# where can i buy cheap locusts



## XxLauraxX (Apr 17, 2012)

i have a bearded dragon that loves his locusts and im going through about 2 tubs a week which is costing me £20 a month in total! is there anywhere online where i can buy locusts in bulk like 50 or a 100 at a time cus im sure that would work out cheaper? i don't want to breed them as ive started up a dubia roach breeding colony im just waiting for them to increase in numbers so for the moment im sticking with locusts, any websites you can give me or even any ebay sellers please send me the link  thanks


----------



## Scales and Fangs (Mar 22, 2007)

Scalesandfangs.co.uk

At present our tub prices work out cheaper than buying bulk bags due to the quantities we put in each tub. 

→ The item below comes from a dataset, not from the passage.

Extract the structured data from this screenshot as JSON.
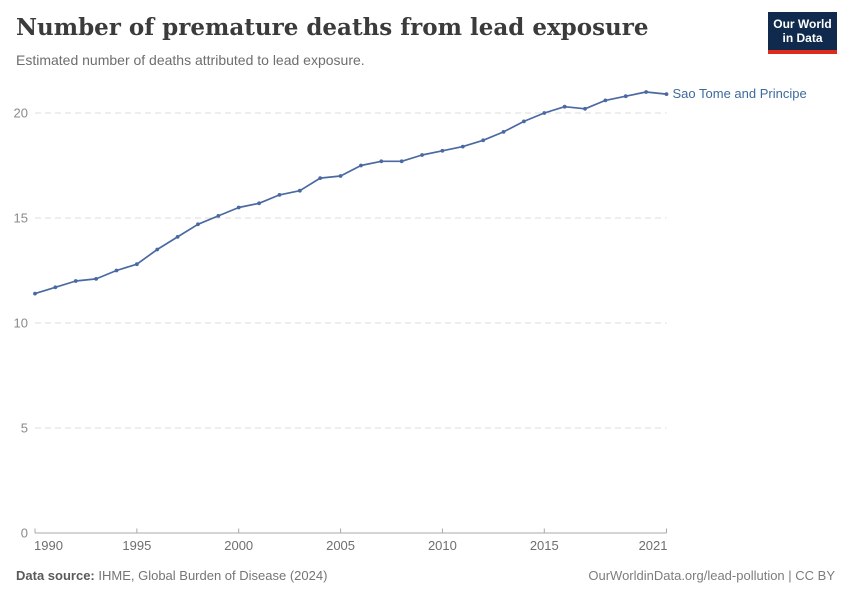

We sell super tubs of locust for just £2 per tub.


----------



## LFG (Apr 2, 2007)

Tubs and bulk available at very competitive prices from the link below...


----------



## knowlex (May 13, 2011)

I use Live Foods they have always bin great and its free delivery i get the sacks of 50 and keep em in a large plastic tank feed em green veg and keep em warm and they last ages


----------



## XxLauraxX (Apr 17, 2012)

thanks  the only thing im worried about getting locusts in bulk is that they will either end up dying or get to that huge adult size where they get those creepy wings! as i only have 1 beardie x


----------



## Bab1084 (Dec 9, 2011)

I use www.internetreptile.com or www.rickslivefood.co.uk

Internet reptile has free delivery

If your beardie is an adult i wouldnt worry about the locusts getting the wings my beardie chomps through those with no problems


----------



## PhillyDee (May 17, 2010)

Aaahhh, to only have 1 beardie!


----------



## Ben.M (Mar 2, 2008)

knowlex said:


> I use Live Foods they have always bin great and its free delivery i get the sacks of 50 and keep em in a large plastic tank feed em green veg and keep em warm and they last ages


Probably the best price (inc. P&P) that you'll find online, I've bought from them before and would definitely recommend


----------



## sam n mushu (Jun 4, 2012)

i only have one aswell and he loves the big ones with wings haha lol


----------



## XxLauraxX (Apr 17, 2012)

or this could also be a good reason to get another 1 or 2 bearded dragons.....hehe x


----------